In routine care, Internet-delivered Cognitive Behaviour Therapy (ICBT) is often delivered with therapist support via emails/phone calls, but the cost-effectiveness of varying amounts of therapist support or having therapists specialized in ICBT is not known. This study compared the cost-effectiveness of specialized therapists providing ICBT support once-weekly (1WS) versus providing support once-weekly supplemented with a one-business-day response to patient emails (1W/1BD-S). We further compared the cost-effectiveness of 1W support offered by therapists employed in a specialized clinic (1WS) versus community clinics where therapists primarily deliver face-to-face therapy (1WC). Patients were randomly allocated to groups: 1WS group ( = 216), 1W/1BD-S group ( = 233), and 1WC group ( = 226). At baseline, 12, 24 and 52-week follow-up, patients completed the Treatment Inventory of Costs in Patients with Psychiatric Disorders questionnaire (TiC-P) adapted for use in Canada to assess healthcare use and productivity losses. Additionally, to assess Quality Adjusted Life Years (QALYs) gained, patients completed the EQ-5D-5L at the same time periods. We quantified uncertainties by one-way and probabilistic sensitivity analysis and reported Incremental cost-effectiveness ratios (ICER), cost-effectiveness planes and acceptability curves.
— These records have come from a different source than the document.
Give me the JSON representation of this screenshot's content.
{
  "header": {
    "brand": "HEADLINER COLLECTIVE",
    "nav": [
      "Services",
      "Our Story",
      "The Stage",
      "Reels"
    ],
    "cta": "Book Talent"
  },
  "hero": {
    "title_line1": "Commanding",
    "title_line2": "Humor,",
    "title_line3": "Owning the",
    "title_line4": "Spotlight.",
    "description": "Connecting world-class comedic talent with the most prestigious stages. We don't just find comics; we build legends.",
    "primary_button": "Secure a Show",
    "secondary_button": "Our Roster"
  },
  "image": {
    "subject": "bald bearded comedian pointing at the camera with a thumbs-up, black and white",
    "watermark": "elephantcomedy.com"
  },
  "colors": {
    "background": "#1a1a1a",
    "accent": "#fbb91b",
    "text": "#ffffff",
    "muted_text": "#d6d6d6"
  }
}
Cost-effectiveness over 52 weeks was CAD 3072/QALY for 1WC, CAD 3244/QALY for 1W/1BD-S, and CAD 3528/QALY for 1WS. Our model suggests that 1WS is the best strategy since the incremental cost per QALY is below the $50,000 threshold (ICER is CAD 42,328/QALY compared to the next most effective, 1WC). 1W/1BD-S is dominated by the other strategies. The cost-effectiveness acceptability curves suggest that the 1WS group has a higher probability for cost-effectiveness (38 %) than 1W/1BD-S (30 %) and 1WC (32 %) when the willingness to pay is $50,000 per QALY. These results have important implications for health policymakers deciding on delivery of ICBT for the treatment of anxiety and/depressive disorders.
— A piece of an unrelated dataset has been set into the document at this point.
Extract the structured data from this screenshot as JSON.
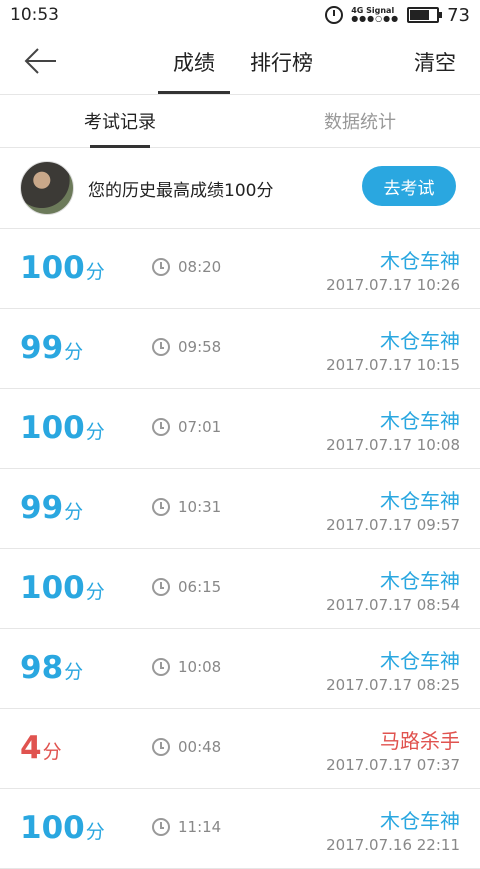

在常规护理中,互联网认知行为疗法(ICBT)通常在治疗师的支持下通过电子邮件/电话进行,但不同程度的治疗师支持或配备ICBT专业治疗师的成本效益尚不清楚。本研究比较了由专业治疗师每周提供一次ICBT支持(1WS)与每周提供一次支持并对患者电子邮件给予一个工作日回复(1W/1BD-S)的成本效益。我们还比较了专业诊所雇佣的治疗师提供的每周一次支持(1WS)与治疗师主要提供面对面治疗的社区诊所(1WC)的成本效益。患者被随机分配到各组:1WS组(n = 216)、1W/1BD-S组(n = 233)和1WC组(n = 226)。在基线、12周、24周和52周随访时,患者完成了适用于加拿大的《精神障碍患者治疗成本清单问卷》(TiC-P),以评估医疗保健使用情况和生产力损失。此外,为了评估获得的质量调整生命年(QALY),患者在同一时期完成了EQ-5D-5L。我们通过单因素和概率敏感性分析量化不确定性,并报告增量成本效益比(ICER)、成本效益平面和可接受性曲线。52周的成本效益为:1WC为3072加元/QALY,1W/1BD-S为3244加元/QALY,1WS为3528加元/QALY。我们的模型表明,1WS是最佳策略,因为每QALY的增量成本低于50,000美元的阈值(与次最有效的1WC相比,ICER为42,328加元/QALY)。1W/1BD-S被其他策略所主导。成本效益可接受性曲线表明,当每QALY的支付意愿为50,000美元时,1WS组具有成本效益的概率(38%)高于1W/1BD-S组(30%)和1WC组(32%)。这些结果对于卫生政策制定者决定提供ICBT治疗焦虑症和/或抑郁症具有重要意义。